As soon as a child enters school he or she is compared with others – by grades or other explicit methods. Some children at a pre school age may already have been classified and placed into `ability’ groups.
There is, however, a problem in relating achievement and the progress back to a score – and that is that is that that it is very difficult for one test result to be able to sum up all the progress that had been made – and the potential that is implied. Culture, educational opportunities, drive, ambition and speed of reaction all come into the picture. A single pass or fail score can struggle to sum up the whole of the estimated ability of a child.

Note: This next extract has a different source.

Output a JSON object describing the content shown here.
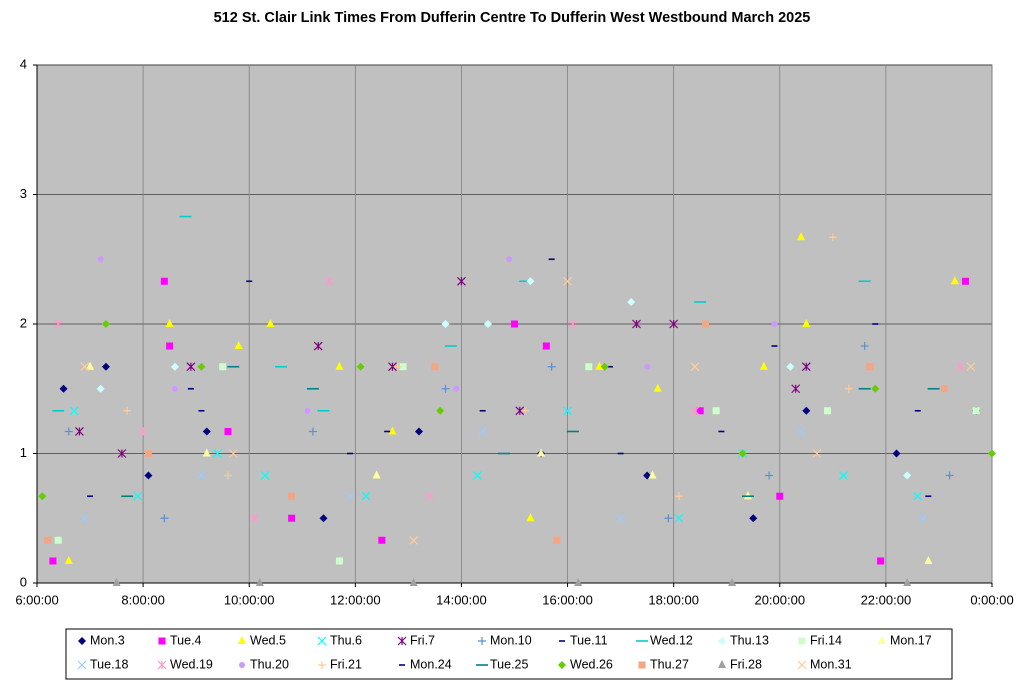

Few eleven plus parents can think of the eleven plus as being a vehicle for vocational opportunities. Few parents will offer the following words of comfort: “If you pass the eleven plus you will be offered a blue collar job.” It is more likely that parents will be using words like `university’ and `success’. Some eleven plus parents may even be busy explaining to their ten year old the difference between a job and a career.
Eleven plus parents would no doubt prefer their children to act in an even tempered manner – and remain cheerful and calm even when under pressure. Eleven plus children would probably prefer their parents to be even tempered and enthusiastic. In just the same way parents will probably prefer their children to be accommodating rather than hostile and impertinent. How can a single eleven plus pass or fail score hope to pick out a child with little respect for property or the feelings of others?
Ideally a grammar school must want to work with children of roughly the same socioeconomic levels. After all, the school has to work as a cohesive unit. Yet grammar schools must necessarily deal with a wide range of intellectual, emotional, social and physical abilities. Eleven plus selection, however, does not rely on the sum of a child but on the ability of a child to pass a number of questions in a set time.
What the present eleven plus examination does appear to do is to stifle any attempt at originality. At times very bright eleven plus children must become bored with the banality of some questions – and attempt to inject some humour or even offer a ridiculous answer. There can be no place for the absurd or any calculated levity when completing a set of formal multiple choice questions.
The whole of a child’s past has to catch up with the future on a certain day at a certain time. Some children will no doubt keep developing intellectually after the age of eleven. The fifty minute snapshot that is taken on the day of the examination may be in focus for some – but blurred for others.